The EIA reports that imports of light-sweet and light-sour grade crude to the Gulf Coast is now almost nonexistent
The Energy Information Administration (EIA) reported today that imports of light-sweet and light-sour crude to the United States Gulf of Mexico have declined to the point of being nearly nonexistent. The administration’s note says the increase in U.S. shale and tight crude oil production has resulted in a drastic decrease in crude oil imports to the Gulf Coast area.
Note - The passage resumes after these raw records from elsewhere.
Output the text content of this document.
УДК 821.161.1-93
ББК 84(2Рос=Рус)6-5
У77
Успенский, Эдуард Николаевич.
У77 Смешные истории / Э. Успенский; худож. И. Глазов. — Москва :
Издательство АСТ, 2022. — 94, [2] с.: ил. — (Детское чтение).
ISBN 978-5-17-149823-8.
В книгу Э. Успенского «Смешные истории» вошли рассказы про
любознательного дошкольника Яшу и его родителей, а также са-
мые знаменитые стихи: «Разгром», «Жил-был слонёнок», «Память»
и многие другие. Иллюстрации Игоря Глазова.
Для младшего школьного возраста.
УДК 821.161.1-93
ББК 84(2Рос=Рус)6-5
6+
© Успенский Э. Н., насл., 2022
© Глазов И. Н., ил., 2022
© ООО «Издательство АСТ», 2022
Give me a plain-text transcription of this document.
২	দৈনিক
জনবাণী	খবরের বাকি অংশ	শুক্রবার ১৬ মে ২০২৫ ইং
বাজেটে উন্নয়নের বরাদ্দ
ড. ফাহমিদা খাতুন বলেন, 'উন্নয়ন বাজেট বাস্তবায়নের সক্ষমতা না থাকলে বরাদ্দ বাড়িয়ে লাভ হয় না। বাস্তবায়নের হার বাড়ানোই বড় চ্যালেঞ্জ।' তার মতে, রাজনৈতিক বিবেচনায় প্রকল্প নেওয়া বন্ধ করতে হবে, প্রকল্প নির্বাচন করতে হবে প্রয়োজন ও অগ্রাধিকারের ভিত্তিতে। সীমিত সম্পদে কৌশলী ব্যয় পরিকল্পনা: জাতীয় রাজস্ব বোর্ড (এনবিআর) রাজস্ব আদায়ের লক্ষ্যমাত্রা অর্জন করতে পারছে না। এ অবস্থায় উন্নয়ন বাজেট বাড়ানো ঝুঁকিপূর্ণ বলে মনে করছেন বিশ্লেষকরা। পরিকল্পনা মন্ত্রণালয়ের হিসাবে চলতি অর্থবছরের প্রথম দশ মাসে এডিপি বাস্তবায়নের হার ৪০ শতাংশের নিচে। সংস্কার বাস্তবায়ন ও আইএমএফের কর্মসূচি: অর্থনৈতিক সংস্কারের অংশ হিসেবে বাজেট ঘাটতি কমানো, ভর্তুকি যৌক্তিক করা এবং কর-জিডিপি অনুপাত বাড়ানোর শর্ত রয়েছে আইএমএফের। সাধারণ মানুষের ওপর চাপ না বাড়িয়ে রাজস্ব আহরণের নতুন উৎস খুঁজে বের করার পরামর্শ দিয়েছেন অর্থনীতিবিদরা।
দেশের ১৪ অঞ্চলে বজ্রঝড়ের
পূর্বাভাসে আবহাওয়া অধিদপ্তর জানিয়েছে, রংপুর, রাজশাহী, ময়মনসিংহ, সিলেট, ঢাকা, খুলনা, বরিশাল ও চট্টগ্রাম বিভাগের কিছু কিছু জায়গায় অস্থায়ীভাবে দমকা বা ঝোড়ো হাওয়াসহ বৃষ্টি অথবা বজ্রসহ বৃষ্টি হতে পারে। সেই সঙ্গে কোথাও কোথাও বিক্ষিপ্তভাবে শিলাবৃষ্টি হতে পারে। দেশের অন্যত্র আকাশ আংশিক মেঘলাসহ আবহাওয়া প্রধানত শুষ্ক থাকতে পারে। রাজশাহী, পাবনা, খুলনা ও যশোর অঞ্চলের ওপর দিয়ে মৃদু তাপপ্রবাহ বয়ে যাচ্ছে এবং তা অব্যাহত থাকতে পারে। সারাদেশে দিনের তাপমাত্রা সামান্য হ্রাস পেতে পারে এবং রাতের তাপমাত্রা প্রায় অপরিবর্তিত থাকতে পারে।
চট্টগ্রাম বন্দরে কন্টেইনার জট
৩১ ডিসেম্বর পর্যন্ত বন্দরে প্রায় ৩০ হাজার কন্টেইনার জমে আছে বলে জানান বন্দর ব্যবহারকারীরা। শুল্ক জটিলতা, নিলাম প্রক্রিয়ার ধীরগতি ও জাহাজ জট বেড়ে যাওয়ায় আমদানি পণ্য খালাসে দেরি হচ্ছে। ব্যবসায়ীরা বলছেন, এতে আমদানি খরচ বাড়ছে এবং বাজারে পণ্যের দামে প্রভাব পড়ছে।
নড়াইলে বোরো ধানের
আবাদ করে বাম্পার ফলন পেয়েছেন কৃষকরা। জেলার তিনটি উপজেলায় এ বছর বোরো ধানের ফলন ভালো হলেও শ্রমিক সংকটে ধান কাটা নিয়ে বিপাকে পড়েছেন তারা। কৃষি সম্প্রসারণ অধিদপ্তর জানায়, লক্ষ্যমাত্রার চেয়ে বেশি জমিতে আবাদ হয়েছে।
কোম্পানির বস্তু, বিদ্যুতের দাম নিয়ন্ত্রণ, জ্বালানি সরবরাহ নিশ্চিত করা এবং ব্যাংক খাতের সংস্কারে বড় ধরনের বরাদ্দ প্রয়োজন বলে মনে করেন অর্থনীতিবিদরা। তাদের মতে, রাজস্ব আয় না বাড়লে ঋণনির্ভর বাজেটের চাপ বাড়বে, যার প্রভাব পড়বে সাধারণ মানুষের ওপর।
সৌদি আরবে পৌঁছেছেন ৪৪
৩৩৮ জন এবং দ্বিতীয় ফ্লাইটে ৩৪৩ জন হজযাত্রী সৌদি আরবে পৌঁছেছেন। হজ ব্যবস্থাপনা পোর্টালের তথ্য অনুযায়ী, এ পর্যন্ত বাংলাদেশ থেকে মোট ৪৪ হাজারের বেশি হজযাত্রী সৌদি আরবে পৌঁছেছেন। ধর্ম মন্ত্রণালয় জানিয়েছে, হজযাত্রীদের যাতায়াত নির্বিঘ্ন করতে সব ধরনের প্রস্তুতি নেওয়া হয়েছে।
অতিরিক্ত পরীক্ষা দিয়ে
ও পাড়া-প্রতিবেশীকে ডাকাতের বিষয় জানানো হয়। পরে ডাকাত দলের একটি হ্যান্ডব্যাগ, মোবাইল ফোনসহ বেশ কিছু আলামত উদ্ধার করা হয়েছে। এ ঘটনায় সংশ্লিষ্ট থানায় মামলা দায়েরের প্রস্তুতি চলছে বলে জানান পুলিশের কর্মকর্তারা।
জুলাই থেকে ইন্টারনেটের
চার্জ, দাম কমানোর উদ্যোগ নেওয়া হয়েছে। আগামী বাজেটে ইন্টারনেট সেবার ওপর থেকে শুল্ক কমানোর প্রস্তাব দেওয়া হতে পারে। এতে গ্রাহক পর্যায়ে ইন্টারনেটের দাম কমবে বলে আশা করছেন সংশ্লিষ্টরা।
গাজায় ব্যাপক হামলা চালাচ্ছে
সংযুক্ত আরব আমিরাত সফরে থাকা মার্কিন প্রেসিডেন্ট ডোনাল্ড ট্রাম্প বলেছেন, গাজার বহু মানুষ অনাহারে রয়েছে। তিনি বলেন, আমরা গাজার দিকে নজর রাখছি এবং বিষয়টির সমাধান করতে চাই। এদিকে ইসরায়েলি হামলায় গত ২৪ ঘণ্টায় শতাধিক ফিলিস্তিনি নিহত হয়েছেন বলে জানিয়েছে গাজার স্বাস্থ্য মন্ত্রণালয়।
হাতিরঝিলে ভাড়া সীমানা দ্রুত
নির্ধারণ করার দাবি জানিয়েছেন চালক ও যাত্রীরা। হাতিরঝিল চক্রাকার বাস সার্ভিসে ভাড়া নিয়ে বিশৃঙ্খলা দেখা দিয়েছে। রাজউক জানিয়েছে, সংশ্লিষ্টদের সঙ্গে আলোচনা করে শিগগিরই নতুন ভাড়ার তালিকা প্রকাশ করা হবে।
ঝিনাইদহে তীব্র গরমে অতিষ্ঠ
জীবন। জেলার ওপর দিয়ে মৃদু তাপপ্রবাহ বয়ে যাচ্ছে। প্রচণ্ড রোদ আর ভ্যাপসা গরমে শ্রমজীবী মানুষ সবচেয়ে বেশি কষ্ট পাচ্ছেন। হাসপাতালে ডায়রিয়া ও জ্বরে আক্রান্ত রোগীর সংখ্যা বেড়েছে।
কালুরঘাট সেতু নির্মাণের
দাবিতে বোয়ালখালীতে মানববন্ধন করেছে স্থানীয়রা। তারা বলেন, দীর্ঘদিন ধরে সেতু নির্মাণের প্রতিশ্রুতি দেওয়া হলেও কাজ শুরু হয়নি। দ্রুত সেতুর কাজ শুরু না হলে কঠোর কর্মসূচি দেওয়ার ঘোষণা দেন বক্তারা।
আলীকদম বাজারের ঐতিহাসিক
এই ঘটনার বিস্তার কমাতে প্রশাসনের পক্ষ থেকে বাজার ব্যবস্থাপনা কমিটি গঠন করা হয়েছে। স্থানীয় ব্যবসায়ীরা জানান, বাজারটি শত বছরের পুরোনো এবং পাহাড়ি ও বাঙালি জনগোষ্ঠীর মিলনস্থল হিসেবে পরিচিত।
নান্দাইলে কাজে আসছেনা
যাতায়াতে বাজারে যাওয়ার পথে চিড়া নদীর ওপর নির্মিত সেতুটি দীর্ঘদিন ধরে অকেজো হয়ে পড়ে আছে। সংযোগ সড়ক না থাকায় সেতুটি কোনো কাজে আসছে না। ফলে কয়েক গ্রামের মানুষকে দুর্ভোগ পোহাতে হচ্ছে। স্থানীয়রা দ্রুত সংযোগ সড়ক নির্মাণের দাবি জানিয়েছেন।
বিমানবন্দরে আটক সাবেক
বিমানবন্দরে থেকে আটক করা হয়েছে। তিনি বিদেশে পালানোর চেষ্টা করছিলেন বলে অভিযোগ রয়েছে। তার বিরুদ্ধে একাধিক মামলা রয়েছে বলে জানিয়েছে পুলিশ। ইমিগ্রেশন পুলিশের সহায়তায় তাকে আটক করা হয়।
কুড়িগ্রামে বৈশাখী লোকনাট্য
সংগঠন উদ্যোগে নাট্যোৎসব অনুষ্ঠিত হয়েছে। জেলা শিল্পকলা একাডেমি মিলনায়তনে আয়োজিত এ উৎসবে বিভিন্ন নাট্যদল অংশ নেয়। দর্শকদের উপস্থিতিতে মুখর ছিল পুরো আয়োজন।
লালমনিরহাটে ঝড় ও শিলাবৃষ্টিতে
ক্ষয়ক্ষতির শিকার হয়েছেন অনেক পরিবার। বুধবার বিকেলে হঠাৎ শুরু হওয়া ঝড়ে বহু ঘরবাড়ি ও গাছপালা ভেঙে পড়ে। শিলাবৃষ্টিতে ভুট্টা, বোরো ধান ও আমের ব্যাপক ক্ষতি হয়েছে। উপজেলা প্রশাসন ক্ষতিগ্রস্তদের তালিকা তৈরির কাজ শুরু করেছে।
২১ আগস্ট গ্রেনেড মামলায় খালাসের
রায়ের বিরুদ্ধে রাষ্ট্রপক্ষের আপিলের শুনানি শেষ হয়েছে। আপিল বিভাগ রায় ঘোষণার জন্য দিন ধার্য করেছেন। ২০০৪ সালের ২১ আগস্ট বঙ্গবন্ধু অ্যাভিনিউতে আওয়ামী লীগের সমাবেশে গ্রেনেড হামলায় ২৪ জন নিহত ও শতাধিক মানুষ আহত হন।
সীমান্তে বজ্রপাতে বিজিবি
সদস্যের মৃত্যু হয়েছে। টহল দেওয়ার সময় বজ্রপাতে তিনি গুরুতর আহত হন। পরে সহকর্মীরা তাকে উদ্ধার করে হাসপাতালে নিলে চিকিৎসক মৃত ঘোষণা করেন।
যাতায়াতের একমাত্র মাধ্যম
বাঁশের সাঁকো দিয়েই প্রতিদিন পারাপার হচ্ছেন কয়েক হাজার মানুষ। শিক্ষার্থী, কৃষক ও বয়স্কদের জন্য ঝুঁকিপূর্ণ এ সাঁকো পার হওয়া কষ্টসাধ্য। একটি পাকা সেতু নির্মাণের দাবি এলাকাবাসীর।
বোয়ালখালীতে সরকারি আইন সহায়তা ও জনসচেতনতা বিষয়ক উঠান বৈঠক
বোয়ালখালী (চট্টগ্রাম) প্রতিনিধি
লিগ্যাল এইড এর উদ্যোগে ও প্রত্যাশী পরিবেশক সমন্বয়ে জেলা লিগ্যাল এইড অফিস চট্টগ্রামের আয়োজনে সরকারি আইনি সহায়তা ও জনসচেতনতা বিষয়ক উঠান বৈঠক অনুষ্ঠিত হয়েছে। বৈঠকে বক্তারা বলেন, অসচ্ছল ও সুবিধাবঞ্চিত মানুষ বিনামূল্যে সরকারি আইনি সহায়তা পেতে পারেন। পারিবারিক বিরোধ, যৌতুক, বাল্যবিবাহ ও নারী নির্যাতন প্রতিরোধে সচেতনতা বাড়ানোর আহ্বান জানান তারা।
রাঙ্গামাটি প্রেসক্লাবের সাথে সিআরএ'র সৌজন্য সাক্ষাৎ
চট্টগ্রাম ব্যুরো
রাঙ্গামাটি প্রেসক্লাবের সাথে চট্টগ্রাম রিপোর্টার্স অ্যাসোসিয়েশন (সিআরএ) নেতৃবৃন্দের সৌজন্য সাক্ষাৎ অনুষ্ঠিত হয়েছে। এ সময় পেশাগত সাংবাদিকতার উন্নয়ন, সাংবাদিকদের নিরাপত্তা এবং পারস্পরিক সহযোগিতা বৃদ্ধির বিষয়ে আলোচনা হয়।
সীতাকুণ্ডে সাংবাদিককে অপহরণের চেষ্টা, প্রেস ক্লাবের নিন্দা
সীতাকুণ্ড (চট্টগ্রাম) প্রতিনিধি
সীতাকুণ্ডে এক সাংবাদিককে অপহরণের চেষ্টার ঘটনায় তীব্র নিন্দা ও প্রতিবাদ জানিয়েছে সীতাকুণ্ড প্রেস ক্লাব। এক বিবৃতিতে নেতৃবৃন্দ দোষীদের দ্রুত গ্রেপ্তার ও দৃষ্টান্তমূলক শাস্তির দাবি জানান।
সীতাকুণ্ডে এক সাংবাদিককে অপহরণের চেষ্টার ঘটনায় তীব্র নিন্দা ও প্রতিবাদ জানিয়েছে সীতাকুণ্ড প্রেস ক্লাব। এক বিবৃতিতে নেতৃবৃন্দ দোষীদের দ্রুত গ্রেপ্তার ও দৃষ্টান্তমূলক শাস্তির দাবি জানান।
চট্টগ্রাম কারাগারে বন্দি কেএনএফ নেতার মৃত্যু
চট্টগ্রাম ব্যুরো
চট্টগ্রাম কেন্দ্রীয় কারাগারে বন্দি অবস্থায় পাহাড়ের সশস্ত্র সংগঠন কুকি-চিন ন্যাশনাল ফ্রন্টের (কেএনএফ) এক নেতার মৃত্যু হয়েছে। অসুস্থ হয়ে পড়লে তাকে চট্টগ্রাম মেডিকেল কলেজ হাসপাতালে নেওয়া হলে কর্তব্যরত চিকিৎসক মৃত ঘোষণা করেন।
Beginning in 2010, improvements to the crude distribution system and sustained increases in production in the Permian and Eagle Ford basins significantly reduced light crude imports. The Gulf historically imported as much as 1,300 MBOPD of light-sweet crude, more than any other region in the country.
Since September 2012, imports of light-sweet crude oil to the Gulf have regularly been less than 200 MBOPD. Similarly, Gulf imports of light-sour crude have declined and have been less than 200 MBOPD since July 2013. The EIA reports that in November 2014, light-sweet imports to the Gulf were 552 MBOPD and light-sour imports were 125 MBOPD. In September 2014, light-sweet imports to the Gulf were just 7 MBOPD.
Crude oil has previously been imported to the Gulf Coast from several countries, mainly the Americas (Mexico, Venezuela, Colombia and Canada) and the Middle East (Saudi Arabia, Kuwait and Iraq). Imports from other countries to the Gulf have declined significantly in recent years, from an average of 1,700 MBOPD in 2009 to 260 MBOPD in 2014, through October.